Закрыв дверцу шкафа, я повернулась, чтобы взглянуть на Варины фотографии, всегда стоявшие на полке.
На полке не было ни фотографий Вари, ни трех-четырех игрушек, которые она делала ему на праздники, а он ставил на полочку, чтобы смотреть и радоваться. Он все это убрал. Потому что теперь у него в шкафу лежат другие трусы.
Я пошла на кухню, вынула из холодильника свое письмо и драгоценности с запиской в мексиканском стиле, бросила их к себе в сумку. Можно уходить.
Я позвала Марину.
— Я прошу вас, Марина… мы с вами почти не знакомы… У нас с Сашей так все сложно… Не говорите ему, что я приходила. Я не ожидала, что здесь у него кто-то живет. Это совсем не в его правилах…
— Ну почему же, — вдруг ответила Марина. — В его правилах, по-моему, делать все, что он захочет. Ему же все можно. Он так думает, — она негромко продолжала говорить, составляя в раковину грязную посуду, которую он, вернее, они оставили утром. — Он может все купить, потом сломать или… гм… испачкать, выбросить, купить новое. Может попросить починить или почистить испорченное. Если не получится привести в порядок грязное и сломанное — отдаст бедным. Я вам этого не говорила. Не переживайте. Всё к лучшему.
— Спасибо.
— Идите с богом, не плачьте, — Марина проводила меня и закрыла за мной дверь.

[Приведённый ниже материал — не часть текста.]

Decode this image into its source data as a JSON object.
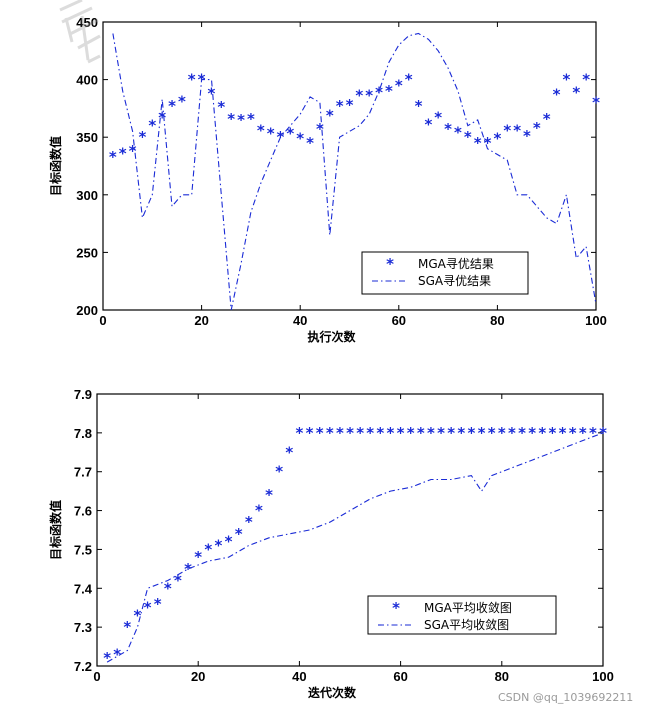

Я ехала на метро обратно и пыталась успокоиться рациональными мыслями: а вот была бы я корыстная, я бы забрала у него какую-нибудь дорогую вещь — в отместку! Хотя на самом деле — нет у него никаких дорогих вещей.
Он живет в квартире, как в гостинице — не заполняет дом ненужными ему картинами, фигурками, статуэтками, подсвечниками, а подарки, которые нельзя использовать утилитарно, он просто передаривает.
То, что он убрал фотографии — объяснимо, хотя и очень погано. Сейчас мысль о Варе будет мешать ему оправдывать свой выбор. Варя — плохая девочка, не уважает папу, всегда на вопрос: «Ты чья?» отвечает «мамина», хотя, разумеется, носит его фамилию. Была поменьше, отвечала «маминая». Ну а чья же она, если только последние полтора года мы жили вместе с Сашей, и то не постоянно. А до этого он прибегал к нам то раз в неделю, а то и раз в месяц. Кто ее растит, того она и считает родителем.
Мало — участвовать в зачатии, чтобы стать отцом. И мало — дать денег на шоколадку и даже на велосипед. Ни один ребенок за это любить не будет.
Ты не хочешь отвечать на бесконечные вопросы: «Откуда на земле моря?», «А кто придумал Бога, если человека придумал Бог?», «Почему нельзя поймать тень?».
Ты не можешь честно ответить на такой важный вопрос: «Пап, а ты очень хотел, чтобы я родилась?» Ты не уверен, с кем поедешь отдыхать в свой следующий отпуск — с ребенком или с очередной девкой — «как фишка ляжет», во что играть будешь — в примерного отца или в жеребца с чисто вымытым задом.
Так почему же ты требуешь, чтобы ребенок тебя любил? Это ты его люби, за то, что он есть, и за то, что у него нос и уши, как у тебя. А маленькому человеку для любви этого мало. Можно вымуштровать ребенка, как собачку — он будет знать несколько команд «Молчать!», «Слушаться!», «Уважать!» Я знаю, что некоторые отцы именно это называют любовью. Но Виноградов всегда требовал от Вари любви искренней, а не показного уважения. И научить ее этой любви должна была, разумеется, я.